Nemi Hovato; "Under The Stars"

4.2K 189 32
                                    

A/N: Dedicated to niallgina, thanks for the challenge. :-)

[Nemi Hovato: Niall Horan x Demi Lovato]

ENJOY!

***

Dua tahun yang lalu...

"Aku ini payah!" Demi mengeluh.

"Kamu melakukannya dengan baik, kok," sahutku bohong.

Aku sudah mengajari Demi bermain gitar hampir dua kali seminggu selama tiga bulan berturut-turut, dan terus-terang kedengarannya dia malah semakin buruk. Mungkin dia bermain bagus hari ini, tapi minggu berikutnya otaknya pasti sudah menghapus—atau melupakansemua hal yang kuajarkan padanya sebelumnya dan aku harus mengulangnya dari awal lagi. Selalu begitu.

"Letak jarimu salah, Dem." kataku sambil membenarkan posisi jarinya. "Ini diletakkan disini... dan jari kelingkingmu disini. Tekan senarnya yang kuat dan coba lagi, setelah itu pindah ke G seperti yang kamu lakukan tadi."

Demi menghela nafas berat. Dia merubah posisi duduknya menjadi lebih tegak dan memetik senar gitar itu dengan akord F. Setelah dua kali petikan, jari-jarinya pindah ke akord G. Namun suara yang dihasilkan malah sumbang, dan aku tidak bisa menahan kernyitan di dahiku.

"See? Lihat wajahmu! Aku memang tidak berbakat, I told you so..." gumam Demi menggeram, dia menaruh gitar akustik milikku di pangkuanku.
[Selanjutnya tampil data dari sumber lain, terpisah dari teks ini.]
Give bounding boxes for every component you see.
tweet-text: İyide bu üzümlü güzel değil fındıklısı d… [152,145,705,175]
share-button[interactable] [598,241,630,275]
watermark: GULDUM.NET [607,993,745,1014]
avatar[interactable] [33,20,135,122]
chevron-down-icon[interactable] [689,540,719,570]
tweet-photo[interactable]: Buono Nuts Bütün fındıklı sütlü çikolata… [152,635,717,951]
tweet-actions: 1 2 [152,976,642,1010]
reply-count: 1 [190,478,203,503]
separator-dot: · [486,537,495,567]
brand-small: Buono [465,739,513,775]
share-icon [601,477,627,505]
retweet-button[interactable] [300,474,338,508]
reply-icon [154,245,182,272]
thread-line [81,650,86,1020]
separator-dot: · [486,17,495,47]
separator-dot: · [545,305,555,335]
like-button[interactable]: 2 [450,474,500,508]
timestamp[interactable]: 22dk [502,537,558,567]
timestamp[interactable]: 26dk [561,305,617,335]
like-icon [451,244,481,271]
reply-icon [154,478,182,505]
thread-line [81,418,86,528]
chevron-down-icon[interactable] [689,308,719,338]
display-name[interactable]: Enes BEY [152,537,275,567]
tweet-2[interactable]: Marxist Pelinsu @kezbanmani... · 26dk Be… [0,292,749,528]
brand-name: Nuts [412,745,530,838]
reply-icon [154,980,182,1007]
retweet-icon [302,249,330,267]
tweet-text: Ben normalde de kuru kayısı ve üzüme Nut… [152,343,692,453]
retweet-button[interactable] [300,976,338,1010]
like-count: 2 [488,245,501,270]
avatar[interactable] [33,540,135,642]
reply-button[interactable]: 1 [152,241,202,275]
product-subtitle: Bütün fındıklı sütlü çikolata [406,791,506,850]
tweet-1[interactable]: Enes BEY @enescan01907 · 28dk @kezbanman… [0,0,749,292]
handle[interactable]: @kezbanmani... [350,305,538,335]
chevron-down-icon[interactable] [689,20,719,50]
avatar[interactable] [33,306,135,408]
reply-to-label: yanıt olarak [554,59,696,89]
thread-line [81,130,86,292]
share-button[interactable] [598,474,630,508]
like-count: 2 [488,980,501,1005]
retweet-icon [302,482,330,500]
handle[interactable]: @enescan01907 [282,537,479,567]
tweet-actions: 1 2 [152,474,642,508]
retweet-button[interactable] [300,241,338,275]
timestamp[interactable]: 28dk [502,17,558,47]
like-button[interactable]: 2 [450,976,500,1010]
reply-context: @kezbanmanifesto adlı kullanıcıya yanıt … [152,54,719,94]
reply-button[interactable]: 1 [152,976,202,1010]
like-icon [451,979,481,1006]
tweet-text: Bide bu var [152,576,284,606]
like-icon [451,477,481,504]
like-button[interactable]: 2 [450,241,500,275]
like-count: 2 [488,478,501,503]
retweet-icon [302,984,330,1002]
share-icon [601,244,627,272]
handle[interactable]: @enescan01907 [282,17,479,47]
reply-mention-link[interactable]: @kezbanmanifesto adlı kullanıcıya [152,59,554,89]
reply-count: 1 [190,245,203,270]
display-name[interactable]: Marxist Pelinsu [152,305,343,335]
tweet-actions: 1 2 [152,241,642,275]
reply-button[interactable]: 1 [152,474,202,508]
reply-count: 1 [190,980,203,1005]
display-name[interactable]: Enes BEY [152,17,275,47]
Wajahnya terlihat tak suka dengan hasil usahanya belajar gitar tiga bulan ini. Oh, tentu saja dia kesal, dia telah berusaha begitu keras dengan tekad yang gigih. Dia berjuang mati-matian supaya dia bisa meraih apa yang diimpi-impikannya sejak lama—lolos audisi X Factor.

Sudah dua kali mencoba tapi gagal terus. Belakangan, Demi menyadari bahwa suaranya dulu jauh sekali bedanya dengan sekarang. Sekarang, suaranya sudah lebih matang dan tidak ada lagi suara yang fals, nada yang salah, apalagi tempo yang terlalu cepat. Siapa yang patut diberikan ucapan terima kasih?

Tentu saja guru vokalnya—aku. Niall Horan.

"Sudahlah, Ni, nanti waktu aku audisi... aku akan menyanyi acapella saja." katanya, memberengut.

Namun yang kubayangkan pada saat itu tak sesederhana kenyataannya.

*

Aku menggerakkan kepalaku, menghirup tepat di bawah garis batas rambutnya yang dekat dengan telinganya. Mencium setiap helaian rambutnya. Wangi yang telah menghilang selama dua tahun terakhir dalam hidupku.

"Kenapa kamu berada di sini, Dem?" tanyaku. Aku tahu, dia selalu suka saat aku memanggilnya dengan sebutan Dem.

Demi tertawa. Bukan jenis tawa yang sinis, tapi justru terdengar sedih dan putus asa.

"Haruskah aku menjawabnya, Ni?"

"Jawabannya tidak kalau kamu tidak ingin."

"Aku mau," Demi tersenyum lirih. "Alasannya kamu."

Otomatis, aku memandangnya penuh antusias. "Aku?"

Demi mengangguk. Dia mengerutkan keningnya. "Aku selalu berpikir kalau aku bukanlah gadis yang tepat untukmu—kamu cemerlang, kamu terlahir untuk menjadi seorang bintang meski semua orang meragukannya juga waktu yang tidak kunjung berpihak padamu." jelasnya. "Dan asal kamu tahu, aku cuma bayanganmu saja. Sekuat apa pun aku mencoba untuk mengimbangimu, aku tidak akan pernah bisa mencapai titik itu. Kamu punya kharisma itu, dan aku tidak."